- From: Silvia Pfeiffer <silviapfeiffer1@gmail.com>
- Date: Thu, 18 Mar 2010 08:06:20 +1100
- To: John Foliot <jfoliot@stanford.edu>
- Cc: "Gregory J. Rosmaita" <oedipus@hicom.net>, public-html-a11y@w3.org
On Thu, Mar 18, 2010 at 7:58 AM, John Foliot <jfoliot@stanford.edu> wrote: > Silvia Pfeiffer >> >> Is there no way at all to transfer a CAPTCHA onto a braille device? >> >> Just curious. > > Hi Silvia, > > No, as it then would also be accessible to bots, etc. The whole point is > that CAPTCHAs (visual or audio) are actually testing for physical ability > rather than cognition - you can see something or hear something, actions > that machines can replicate but not accurately process - thus, the logic > goes, you are human and not machine. > > But if a disabled user requires a machine to interact with technology > (i.e.
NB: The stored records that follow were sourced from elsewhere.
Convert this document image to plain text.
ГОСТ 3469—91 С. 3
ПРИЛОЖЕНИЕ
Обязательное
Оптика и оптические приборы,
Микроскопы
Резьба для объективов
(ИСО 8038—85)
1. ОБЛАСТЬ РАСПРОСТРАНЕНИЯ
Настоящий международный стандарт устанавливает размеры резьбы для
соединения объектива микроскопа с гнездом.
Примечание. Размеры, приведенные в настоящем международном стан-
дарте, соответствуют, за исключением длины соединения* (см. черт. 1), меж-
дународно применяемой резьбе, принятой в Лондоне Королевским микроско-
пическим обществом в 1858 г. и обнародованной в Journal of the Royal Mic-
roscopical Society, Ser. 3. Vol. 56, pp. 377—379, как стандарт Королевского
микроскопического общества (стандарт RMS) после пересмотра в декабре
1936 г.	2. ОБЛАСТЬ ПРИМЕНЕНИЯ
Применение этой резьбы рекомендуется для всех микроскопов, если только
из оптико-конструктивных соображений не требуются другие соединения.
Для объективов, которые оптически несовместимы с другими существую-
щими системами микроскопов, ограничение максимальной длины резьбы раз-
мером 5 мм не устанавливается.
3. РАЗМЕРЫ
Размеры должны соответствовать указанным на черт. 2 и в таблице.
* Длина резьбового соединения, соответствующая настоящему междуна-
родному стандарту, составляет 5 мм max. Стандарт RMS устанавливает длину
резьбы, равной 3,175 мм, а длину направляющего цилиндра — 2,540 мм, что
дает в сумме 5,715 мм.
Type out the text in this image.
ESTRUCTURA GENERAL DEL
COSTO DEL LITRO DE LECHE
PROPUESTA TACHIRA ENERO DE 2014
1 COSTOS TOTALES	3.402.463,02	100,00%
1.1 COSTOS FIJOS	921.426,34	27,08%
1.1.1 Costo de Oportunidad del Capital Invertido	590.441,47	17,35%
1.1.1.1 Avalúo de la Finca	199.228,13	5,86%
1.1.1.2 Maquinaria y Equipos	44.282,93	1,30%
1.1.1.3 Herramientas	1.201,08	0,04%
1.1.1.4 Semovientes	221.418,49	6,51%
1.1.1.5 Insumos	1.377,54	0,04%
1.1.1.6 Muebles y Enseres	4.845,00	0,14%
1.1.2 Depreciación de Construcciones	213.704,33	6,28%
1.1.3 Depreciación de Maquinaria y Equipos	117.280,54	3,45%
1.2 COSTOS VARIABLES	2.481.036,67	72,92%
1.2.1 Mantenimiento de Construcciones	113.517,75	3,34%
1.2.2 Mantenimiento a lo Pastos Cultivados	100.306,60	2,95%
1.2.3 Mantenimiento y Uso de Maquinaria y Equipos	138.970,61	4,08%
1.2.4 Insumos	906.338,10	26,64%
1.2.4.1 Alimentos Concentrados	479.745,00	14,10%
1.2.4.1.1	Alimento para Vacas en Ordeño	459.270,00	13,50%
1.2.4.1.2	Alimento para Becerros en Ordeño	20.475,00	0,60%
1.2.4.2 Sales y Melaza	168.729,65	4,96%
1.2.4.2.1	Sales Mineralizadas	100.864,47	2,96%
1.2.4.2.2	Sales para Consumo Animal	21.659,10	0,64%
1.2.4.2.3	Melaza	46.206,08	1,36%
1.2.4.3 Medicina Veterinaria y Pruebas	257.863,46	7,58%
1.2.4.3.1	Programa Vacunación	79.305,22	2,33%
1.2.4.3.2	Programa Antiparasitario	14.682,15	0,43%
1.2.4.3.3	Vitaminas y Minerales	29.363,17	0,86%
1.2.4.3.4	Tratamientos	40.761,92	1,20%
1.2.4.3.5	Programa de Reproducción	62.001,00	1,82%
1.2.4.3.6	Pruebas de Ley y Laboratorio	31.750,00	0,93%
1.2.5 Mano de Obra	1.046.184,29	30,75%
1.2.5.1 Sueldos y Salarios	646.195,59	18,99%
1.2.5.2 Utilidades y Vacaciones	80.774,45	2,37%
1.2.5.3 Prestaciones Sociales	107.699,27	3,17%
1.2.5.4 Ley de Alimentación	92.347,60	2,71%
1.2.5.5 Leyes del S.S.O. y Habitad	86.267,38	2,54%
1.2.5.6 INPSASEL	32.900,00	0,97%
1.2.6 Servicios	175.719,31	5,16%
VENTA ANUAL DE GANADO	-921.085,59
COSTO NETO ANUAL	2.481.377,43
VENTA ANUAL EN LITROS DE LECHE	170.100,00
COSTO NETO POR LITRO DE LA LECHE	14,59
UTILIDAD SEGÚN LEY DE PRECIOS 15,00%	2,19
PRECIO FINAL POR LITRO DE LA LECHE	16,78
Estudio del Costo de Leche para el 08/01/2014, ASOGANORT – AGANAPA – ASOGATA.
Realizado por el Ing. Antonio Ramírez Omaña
Adaptive Technology), then the very task that CAPTCHAs have been > created to do (frustrate machine processing) impacts the user *reliant* on > machine processing. (And we won't get into the whole issue of some > people's belief in OCR to save the world, or speech-to-text for > captioning, because if these technologies did actually work with 100% > accuracy, they would completely negate the 'security' around CAPTCHAs) > > There is no such thing, nor will there ever be, a totally accessible > CAPTCHA, as by definition the two are mutually exclusive. > > Cheers! > > JF > Very interesting indeed. It seems to indeed be a big accessibility challenge. Do images get transferred onto braille at all? Could it be done pixel-wise? I'm wondering if there could be a technical solution, even if it doesn't exist yet. Regards, Silvia.